The standard PEFT example targets attention projections:

{
  "lora_type": "standard",
  "lora_rank": 32
}

For LyCORIS/LoKr, the default SimpleTuner targets work because Ideogram exposes Attention and FeedForward module classes:

{
  "lora_type": "lycoris",
  "lycoris_config": "config/lycoris_config.json"
}

Full-matrix LoKr can be very large. In one smoke run, a one-step full-matrix LoKr adapter saved as a multi-GB file. Start with PEFT LoRA unless you specifically need LyCORIS.

Training

From the SimpleTuner directory:

simpletuner train

or, from a development checkout:

CONFIG_BACKEND=json CONFIG_PATH=config/config.json .venv/bin/python simpletuner/train.py

This will cache text embeds and VAE latents, then begin training.

Loss expectations

Ideogram loss can look high compared with other models. Values near or above 1.0 do not automatically mean the model is broken or that validation images will be incoherent.

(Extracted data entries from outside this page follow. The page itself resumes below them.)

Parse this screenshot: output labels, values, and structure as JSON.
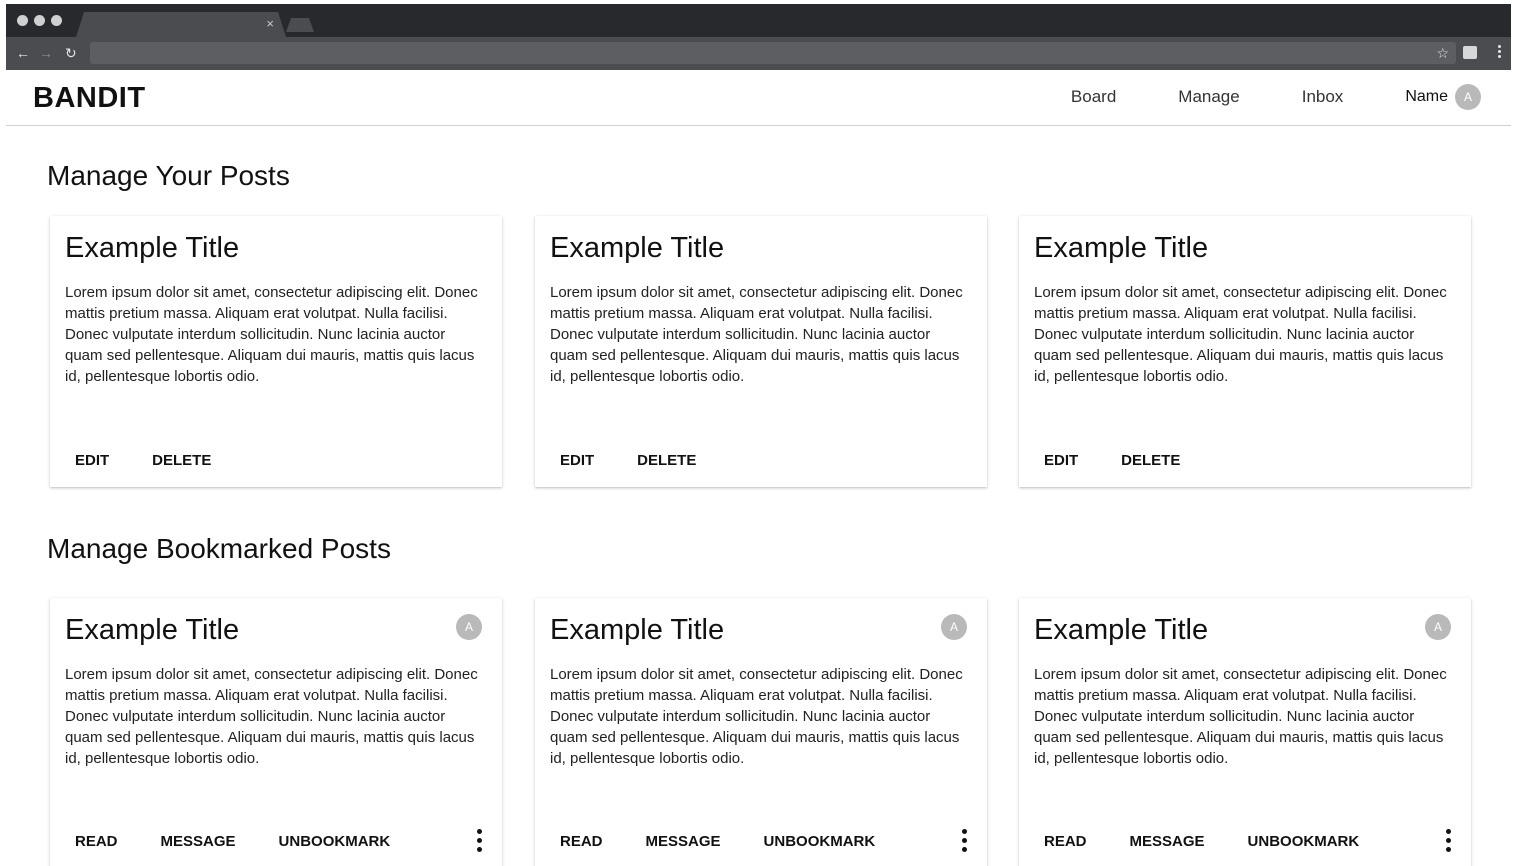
{
  "browser": {
    "tab_close": "×",
    "icons": {
      "back": "arrow-left-icon",
      "forward": "arrow-right-icon",
      "reload": "reload-icon",
      "star": "star-icon",
      "menu": "more-vertical-icon"
    }
  },
  "header": {
    "logo": "BANDIT",
    "nav": [
      {
        "label": "Board"
      },
      {
        "label": "Manage"
      },
      {
        "label": "Inbox"
      }
    ],
    "user": {
      "name": "Name",
      "avatar_initial": "A"
    }
  },
  "your_posts": {
    "title": "Manage Your Posts",
    "cards": [
      {
        "title": "Example Title",
        "body": "Lorem ipsum dolor sit amet, consectetur adipiscing elit. Donec mattis pretium massa. Aliquam erat volutpat. Nulla facilisi. Donec vulputate interdum sollicitudin. Nunc lacinia auctor quam sed pellentesque. Aliquam dui mauris, mattis quis lacus id, pellentesque lobortis odio.",
        "actions": [
          "EDIT",
          "DELETE"
        ]
      },
      {
        "title": "Example Title",
        "body": "Lorem ipsum dolor sit amet, consectetur adipiscing elit. Donec mattis pretium massa. Aliquam erat volutpat. Nulla facilisi. Donec vulputate interdum sollicitudin. Nunc lacinia auctor quam sed pellentesque. Aliquam dui mauris, mattis quis lacus id, pellentesque lobortis odio.",
        "actions": [
          "EDIT",
          "DELETE"
        ]
      },
      {
        "title": "Example Title",
        "body": "Lorem ipsum dolor sit amet, consectetur adipiscing elit. Donec mattis pretium massa. Aliquam erat volutpat. Nulla facilisi. Donec vulputate interdum sollicitudin. Nunc lacinia auctor quam sed pellentesque. Aliquam dui mauris, mattis quis lacus id, pellentesque lobortis odio.",
        "actions": [
          "EDIT",
          "DELETE"
        ]
      }
    ]
  },
  "bookmarked_posts": {
    "title": "Manage Bookmarked Posts",
    "cards": [
      {
        "title": "Example Title",
        "avatar_initial": "A",
        "body": "Lorem ipsum dolor sit amet, consectetur adipiscing elit. Donec mattis pretium massa. Aliquam erat volutpat. Nulla facilisi. Donec vulputate interdum sollicitudin. Nunc lacinia auctor quam sed pellentesque. Aliquam dui mauris, mattis quis lacus id, pellentesque lobortis odio.",
        "actions": [
          "READ",
          "MESSAGE",
          "UNBOOKMARK"
        ]
      },
      {
        "title": "Example Title",
        "avatar_initial": "A",
        "body": "Lorem ipsum dolor sit amet, consectetur adipiscing elit. Donec mattis pretium massa. Aliquam erat volutpat. Nulla facilisi. Donec vulputate interdum sollicitudin. Nunc lacinia auctor quam sed pellentesque. Aliquam dui mauris, mattis quis lacus id, pellentesque lobortis odio.",
        "actions": [
          "READ",
          "MESSAGE",
          "UNBOOKMARK"
        ]
      },
      {
        "title": "Example Title",
        "avatar_initial": "A",
        "body": "Lorem ipsum dolor sit amet, consectetur adipiscing elit. Donec mattis pretium massa. Aliquam erat volutpat. Nulla facilisi. Donec vulputate interdum sollicitudin. Nunc lacinia auctor quam sed pellentesque. Aliquam dui mauris, mattis quis lacus id, pellentesque lobortis odio.",
        "actions": [
          "READ",
          "MESSAGE",
          "UNBOOKMARK"
        ]
      }
    ]
  },
  "colors": {
    "avatar": "#b9b9b9",
    "chrome_dark": "#27292c",
    "chrome_toolbar": "#4a4c50",
    "divider": "#cfcfcf"
  }
}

In test runs, Ideogram produced coherent validation images even while step losses bounced through roughly 0.3-1.3, with occasional higher spikes. Judge the run by validation image coherence, prompt adherence, and whether loss is exploding, not by expecting a very low scalar loss.

Troubleshooting

  • Validation is skipped: add --ideogram_validation or set "ideogram_validation": true.
  • Validation is noise or a flat colour: ensure validation autocast is disabled for Ideogram, use the current SimpleTuner pipeline, and prefer JSON validation prompts.
  • Short prompts produce weak or filtered images: use structured JSON captions or keep ideogram_auto_json=true.
  • OOM at startup: use native FP8 first, then NF4 for lower VRAM, lower LoRA rank, enable gradient checkpointing, and use CPU quantisation/offload.
  • LoKr attaches zero modules: use current SimpleTuner where Ideogram modules are named Attention and FeedForward, or target those names explicitly.
  • Adapter files are huge: full-matrix LoKr is expected to be much larger than PEFT LoRA. Use standard LoRA for quick iteration.